A diamond found in Brazil had led scientists to announce that an ocean's worth of water could possibility be located beneath the planet Earth's crust.

The battered diamond that survived a trip from hell has been called ringwoodite. It was found that 1.5 per cent of its weight is made up of water. Ringwoodite only forms under extreme pressure, such as the crushing load about 320 miles deep in the mantle. It was actually the first time the mineral has been found in the Earth's surface.

"This sample really provides extremely strong confirmation that there are local wet spots deep in the Earth in this area," Graham Pearson, Canada Excellence Research chair in Arctic Resources at the University of Alberta, said.

"That particular zone in the Earth, the transition zone, might have as much water as all the world's oceans put together."

Artisan miners unearthed the host diamond from shallow river gravels in the Juina area of Mato Grosso, Brazil in 2008. A volcanic rock known as kimberlite, known as the most deeply derived of all volcanic rocks, had brought the diamond to the Earth's surface.

Pearson said the discovery was accidental.
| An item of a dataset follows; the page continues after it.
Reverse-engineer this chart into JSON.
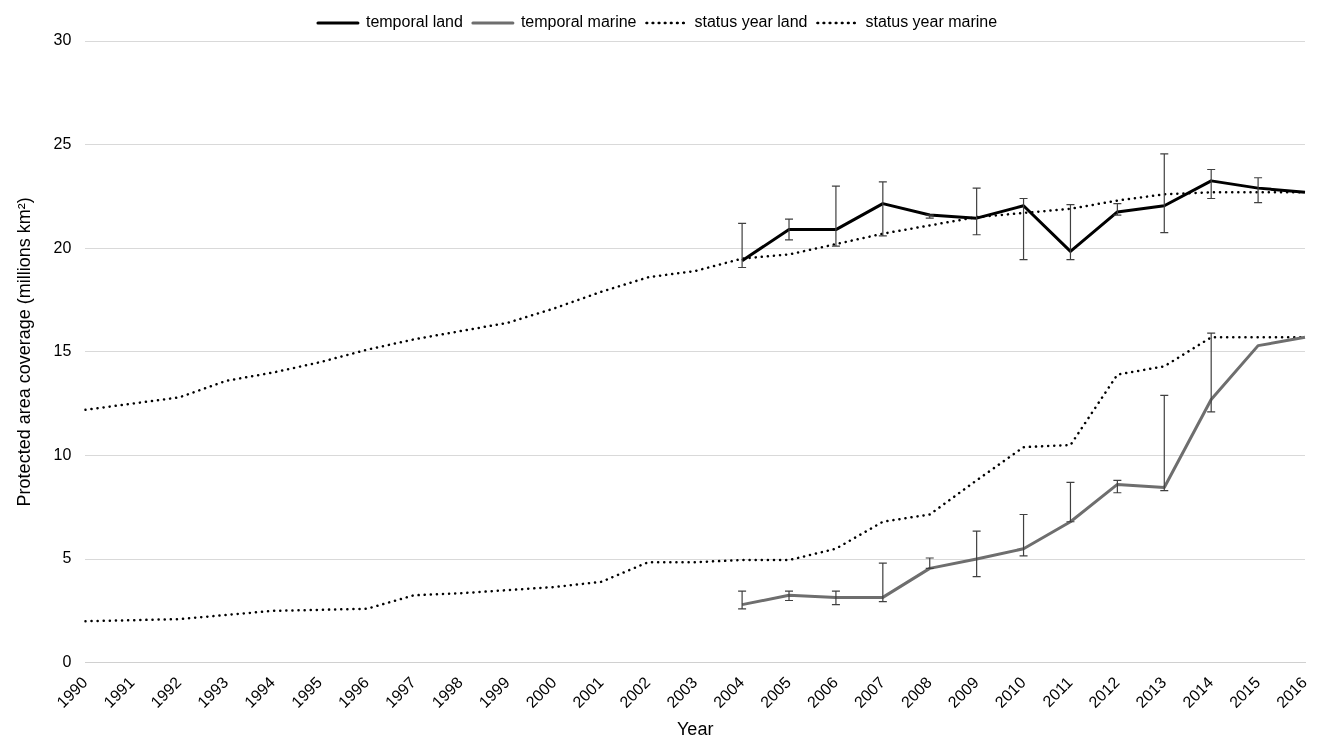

His team had been looking for another mineral when they paid about $20 for a 3 millimeter-wide, dirty-looking brown diamond.

He added ringwoodite itself is invisible to the naked eye, buried beneath the surface.

The discovery suggested there could be a sizable water stored in the mantle transition zone, which stretches from 254 miles to 410 miles deep.

"It translates into a very, very large mass of water, approaching the sort of mass of water that's present in all the world's ocean," Pearson told Live Science's Our Amazing Planet.